We report on the spectroscopy of radio-frequency transitions between nearly-degenerate, opposite-parity excited states in atomic dysprosium (Dy). Theoretical calculations predict that these states are very sensitive to variation of the fine-structure constant, $\alpha$, owing to large relativistic corrections of opposite sign for the opposite-parity levels. The near degeneracy reduces the relative precision necessary to place constraints on variation of $\alpha$ competitive with results obtained from the best atomic clocks in the world. Additionally, the existence of several abundant isotopes of Dy allows isotopic comparisons that suppress common-mode systematic errors. The frequencies of the 754-MHz transition in $^{164}$Dy and 235-MHz transition in $^{162}$Dy were measured over the span of two years. Linear variation of $\alpha$ is found to be $\dot{\alpha}/\alpha = (-5.8\pm6.9)\times10^{-17}$~yr$^{-1}$, consistent with zero. The same data are used to constrain the dimensionless parameter $k_\alpha$, characterizing a possible coupling of $\alpha$ to a changing gravitational potential. We find that $k_\alpha = (-5.5\pm5.2)\times10^{-7}$, essentially consistent with zero and the best constraint to date.
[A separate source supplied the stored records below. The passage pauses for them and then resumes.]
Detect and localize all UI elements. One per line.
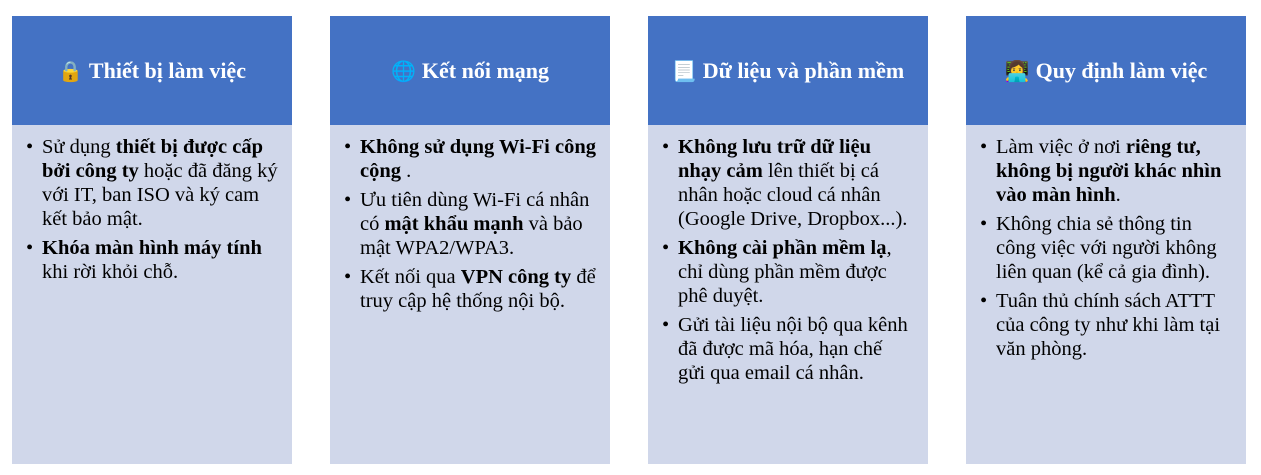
list-item: Không chia sẻ thông tin công việc với ng…	[980, 212, 1232, 284]
card-header: 🌐 Kết nối mạng	[330, 16, 610, 125]
card-title-text: Thiết bị làm việc	[88, 57, 246, 83]
card-header: 🔒 Thiết bị làm việc	[12, 16, 292, 125]
globe-icon: 🌐	[390, 58, 416, 83]
card-title: 🔒 Thiết bị làm việc	[58, 58, 246, 84]
item-bold-text: VPN công ty	[460, 266, 572, 288]
card-work-rules: 👩‍💻Quy định làm việc Làm việc ở nơi riên…	[966, 16, 1246, 464]
item-bold-text: Không cài phần mềm lạ	[678, 237, 887, 259]
item-text: Không chia sẻ thông tin công việc với ng…	[996, 213, 1217, 283]
list-item: Làm việc ở nơi riêng tư, không bị người …	[980, 135, 1232, 207]
card-title: 📃 Dữ liệu và phần mềm	[672, 58, 904, 84]
person-laptop-icon: 👩‍💻	[1004, 58, 1030, 83]
card-data-software: 📃Dữ liệu và phần mềm Không lưu trữ dữ li…	[648, 16, 928, 464]
bullet-list: Làm việc ở nơi riêng tư, không bị người …	[980, 135, 1232, 361]
card-title-text: Kết nối mạng	[421, 57, 550, 83]
list-item: Ưu tiên dùng Wi-Fi cá nhân có mật khẩu m…	[344, 188, 596, 260]
card-title: 👩‍💻 Quy định làm việc	[1005, 58, 1208, 84]
card-title: 🌐 Kết nối mạng	[391, 58, 549, 84]
policy-board: 🔒Thiết bị làm việc Sử dụng thiết bị được…	[0, 0, 1261, 475]
card-header: 📃 Dữ liệu và phần mềm	[648, 16, 928, 125]
card-body: Không lưu trữ dữ liệu nhạy cảm lên thiết…	[648, 125, 928, 385]
list-item: Kết nối qua VPN công ty để truy cập hệ t…	[344, 265, 596, 313]
card-header: 👩‍💻 Quy định làm việc	[966, 16, 1246, 125]
item-text: Kết nối qua	[360, 266, 461, 288]
item-text: Làm việc ở nơi	[996, 136, 1126, 158]
bullet-list: Không sử dụng Wi-Fi công cộng . Ưu tiên …	[344, 135, 596, 313]
card-network: 🌐Kết nối mạng Không sử dụng Wi-Fi công c…	[330, 16, 610, 464]
list-item: Không cài phần mềm lạ, chỉ dùng phần mềm…	[662, 236, 914, 308]
item-text: Gửi tài liệu nội bộ qua kênh đã được mã …	[678, 314, 908, 384]
bullet-list: Sử dụng thiết bị được cấp bởi công ty ho…	[26, 135, 278, 284]
card-title-text: Quy định làm việc	[1035, 57, 1208, 83]
lock-icon: 🔒	[58, 58, 83, 83]
item-bold-text: mật khẩu mạnh	[384, 213, 524, 235]
item-text: khi rời khỏi chỗ.	[42, 261, 179, 283]
document-icon: 📃	[671, 58, 697, 83]
card-work-device: 🔒Thiết bị làm việc Sử dụng thiết bị được…	[12, 16, 292, 464]
bullet-list: Không lưu trữ dữ liệu nhạy cảm lên thiết…	[662, 135, 914, 385]
card-body: Sử dụng thiết bị được cấp bởi công ty ho…	[12, 125, 292, 284]
item-text: Sử dụng	[42, 136, 116, 158]
card-body: Không sử dụng Wi-Fi công cộng . Ưu tiên …	[330, 125, 610, 313]
list-item: Sử dụng thiết bị được cấp bởi công ty ho…	[26, 135, 278, 231]
item-bold-text: Khóa màn hình máy tính	[42, 237, 262, 259]
item-bold-text: Không sử dụng Wi-Fi công cộng	[360, 136, 596, 182]
list-item: Tuân thủ chính sách ATTT của công ty như…	[980, 289, 1232, 361]
card-body: Làm việc ở nơi riêng tư, không bị người …	[966, 125, 1246, 361]
item-text: .	[1115, 184, 1121, 206]
item-text: Tuân thủ chính sách ATTT của công ty như…	[996, 290, 1221, 360]
list-item: Không lưu trữ dữ liệu nhạy cảm lên thiết…	[662, 135, 914, 231]
list-item: Không sử dụng Wi-Fi công cộng .	[344, 135, 596, 183]
item-text: .	[401, 160, 412, 182]
list-item: Gửi tài liệu nội bộ qua kênh đã được mã …	[662, 313, 914, 385]
card-title-text: Dữ liệu và phần mềm	[702, 57, 905, 83]
list-item: Khóa màn hình máy tính khi rời khỏi chỗ.	[26, 236, 278, 284]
The same data are used to report a joint test of local Lorentz invariance and the Einstein Equivalence Principle for electrons. We present many-body calculations which demonstrate that the energy splitting of these states is particularly sensitive to violations of both special and general relativity. Lorentz violation for electrons is limited at the level of $10^{-17}$, matching or improving the best laboratory and astrophysical limits by up to a factor of 10, and gravitational redshift anomalies for electrons to the level of $10^{-8}$. With some enhancements, our experiment may be sensitive to Lorentz violation at the level of $9\times 10^{-20}$.
We also report measurements of the differential polarizability between the nearly degenerate, opposite parity states. The differential scalar and tensor polarizabilities due to additional states were measured for the $|M| = 7,\dots,10$ sublevels in $^{164}$Dy and $^{162}$Dy and determined to be $\overline{\balpha}_{\sss BA}^{(0)} = 180\,(45)_\text{stat}\,(8)_\text{sys}$ mHz cm$^2$/V$^2$ and $\overline{\balpha}_{\sss BA}^{(2)} = -163\,(65)_\text{stat}\,(5)_\text{sys}$ mHz cm$^2$/V$^2$, respectively. The average blackbody radiation induced Stark shift of the Zeeman spectrum was measured around 300 K and found to be $-34(4)$~mHz/K and $+29(4)$~mHz/K for the $^{164}$Dy and $^{162}$Dy isotopes, respectively. We conclude that ac-Stark related systematics will not limit the precision of a search for variation of the fine-structure constant, using dysprosium, down to the level of $|\dot{\alpha}/\alpha|=2.6\times10^{-17}$~yr$^{-1}$ for a one-year experiment.